Worden is a census-designated place (CDP) in Yellowstone County, Montana, United States. The population was 506 at the 2000 census. Worden, along with Ballantine, Huntley, and Pompey's Pillar, is part of the Huntley Project, an irrigation district established by the United States Bureau of Reclamation in 1907.

Worden is home to a number of restaurants, bars, stores, churches, and other services. It is also the home of the Huntley Project School System, consisting of an elementary, junior high, and high school. Huntley Project High School's team name is the "Red Devils."

History

Worden is located on land designated in 1868 as part of the Crow Indian Reservation. When the Northern Pacific Railroad was surveyed and built in the early 1880s, a station called "Clermont" was supposedly built 21 miles from Billings, just across the tracks from present-day Worden.
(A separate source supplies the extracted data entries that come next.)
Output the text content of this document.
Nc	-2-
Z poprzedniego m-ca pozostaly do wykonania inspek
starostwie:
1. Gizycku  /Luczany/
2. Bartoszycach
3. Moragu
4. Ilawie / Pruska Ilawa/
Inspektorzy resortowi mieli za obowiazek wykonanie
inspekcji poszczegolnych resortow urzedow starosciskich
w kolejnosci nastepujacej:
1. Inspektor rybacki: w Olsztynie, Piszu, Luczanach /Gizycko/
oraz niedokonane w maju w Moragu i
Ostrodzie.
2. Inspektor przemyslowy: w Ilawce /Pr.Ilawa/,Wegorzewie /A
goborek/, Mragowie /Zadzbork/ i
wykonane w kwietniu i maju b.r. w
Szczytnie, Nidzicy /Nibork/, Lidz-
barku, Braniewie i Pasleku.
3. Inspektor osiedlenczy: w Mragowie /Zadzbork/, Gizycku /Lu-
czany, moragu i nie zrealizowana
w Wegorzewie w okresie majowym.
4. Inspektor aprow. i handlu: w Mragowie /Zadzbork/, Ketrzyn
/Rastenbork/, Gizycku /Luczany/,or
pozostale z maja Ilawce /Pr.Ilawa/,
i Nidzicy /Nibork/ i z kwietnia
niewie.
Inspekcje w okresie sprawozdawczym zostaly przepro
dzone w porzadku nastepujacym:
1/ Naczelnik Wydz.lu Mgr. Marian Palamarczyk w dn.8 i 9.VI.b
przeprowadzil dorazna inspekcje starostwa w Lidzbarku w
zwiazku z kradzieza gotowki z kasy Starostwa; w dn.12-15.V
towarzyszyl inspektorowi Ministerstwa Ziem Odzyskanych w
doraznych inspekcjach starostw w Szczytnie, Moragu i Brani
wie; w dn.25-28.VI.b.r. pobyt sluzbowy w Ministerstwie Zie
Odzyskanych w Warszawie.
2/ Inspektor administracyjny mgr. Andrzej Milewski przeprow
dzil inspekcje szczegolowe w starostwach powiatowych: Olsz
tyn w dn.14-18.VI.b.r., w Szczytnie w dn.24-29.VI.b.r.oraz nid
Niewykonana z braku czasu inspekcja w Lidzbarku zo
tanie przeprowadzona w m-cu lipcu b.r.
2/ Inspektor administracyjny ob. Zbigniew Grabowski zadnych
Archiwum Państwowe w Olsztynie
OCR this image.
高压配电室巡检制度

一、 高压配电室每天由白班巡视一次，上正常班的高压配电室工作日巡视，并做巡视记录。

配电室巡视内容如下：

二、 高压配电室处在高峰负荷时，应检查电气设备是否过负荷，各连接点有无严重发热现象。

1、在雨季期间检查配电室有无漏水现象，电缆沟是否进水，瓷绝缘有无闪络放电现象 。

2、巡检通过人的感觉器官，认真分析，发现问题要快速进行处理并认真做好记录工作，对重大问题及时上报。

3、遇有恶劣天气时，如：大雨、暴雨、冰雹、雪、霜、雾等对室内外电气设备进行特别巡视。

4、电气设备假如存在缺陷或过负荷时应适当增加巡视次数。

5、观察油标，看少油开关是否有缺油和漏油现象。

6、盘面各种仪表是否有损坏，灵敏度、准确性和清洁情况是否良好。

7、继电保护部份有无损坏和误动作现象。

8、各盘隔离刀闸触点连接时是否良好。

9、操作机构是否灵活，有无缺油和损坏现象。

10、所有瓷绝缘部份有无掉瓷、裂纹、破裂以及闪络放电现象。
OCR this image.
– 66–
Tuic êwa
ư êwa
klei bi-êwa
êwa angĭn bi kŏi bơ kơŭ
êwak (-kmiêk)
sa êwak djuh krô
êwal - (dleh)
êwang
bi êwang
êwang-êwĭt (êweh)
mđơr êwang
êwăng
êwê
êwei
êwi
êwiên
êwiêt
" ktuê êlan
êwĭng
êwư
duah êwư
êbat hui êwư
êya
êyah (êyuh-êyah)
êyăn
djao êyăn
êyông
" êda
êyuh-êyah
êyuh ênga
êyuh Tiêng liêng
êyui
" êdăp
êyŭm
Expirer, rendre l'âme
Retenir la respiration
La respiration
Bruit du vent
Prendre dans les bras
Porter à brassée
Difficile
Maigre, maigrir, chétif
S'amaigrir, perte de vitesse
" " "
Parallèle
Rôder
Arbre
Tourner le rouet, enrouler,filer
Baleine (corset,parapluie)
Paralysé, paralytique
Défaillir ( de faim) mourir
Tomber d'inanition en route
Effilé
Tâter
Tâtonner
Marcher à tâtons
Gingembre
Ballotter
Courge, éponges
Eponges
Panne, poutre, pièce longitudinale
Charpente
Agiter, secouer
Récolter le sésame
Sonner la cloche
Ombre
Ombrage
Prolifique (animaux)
The town of Worden was mapped out in 1907 as part of the Huntley Project. Irrigation transformed the area into an agricultural district and attracted immigrants. The town had a German Congregational church and a Methodist church. A newspaper, The Yellowstone County News, was based here.

Geography
Worden is located at  (45.960697, -108.163568).

According to the United States Census Bureau, the CDP has a total area of , all land.

Worden is located along U.S. Route 312.

Demographics

As of the census of 2000, there were 506 people, 223 households, and 136 families residing in the CDP. The population density was 254.1 people per square mile (98.2/km). There were 239 housing units at an average density of 120.0 per square mile (46.4/km). The racial makeup of the CDP was 96.25% White, 0.59% African American, 0.99% Native American, 0.20% Asian, 0.40% from other races, and 1.58% from two or more races. Hispanic or Latino of any race were 3.56% of the population.

There were 223 households, out of which 27.8% had children under the age of 18 living with them, 46.6% were married couples living together, 11.2% had a female householder with no husband present, and 39.0% were non-families. 35.4% of all households were made up of individuals, and 17.5% had someone living alone who was 65 years of age or older. The average household size was 2.27 and the average family size was 2.97.

In the CDP, the population was spread out, with 25.5% under the age of 18, 8.1% from 18 to 24, 25.7% from 25 to 44, 23.7% from 45 to 64, and 17.0% who were 65 years of age or older. The median age was 40 years. For every 100 females, there were 96.1 males. For every 100 females age 18 and over, there were 89.4 males.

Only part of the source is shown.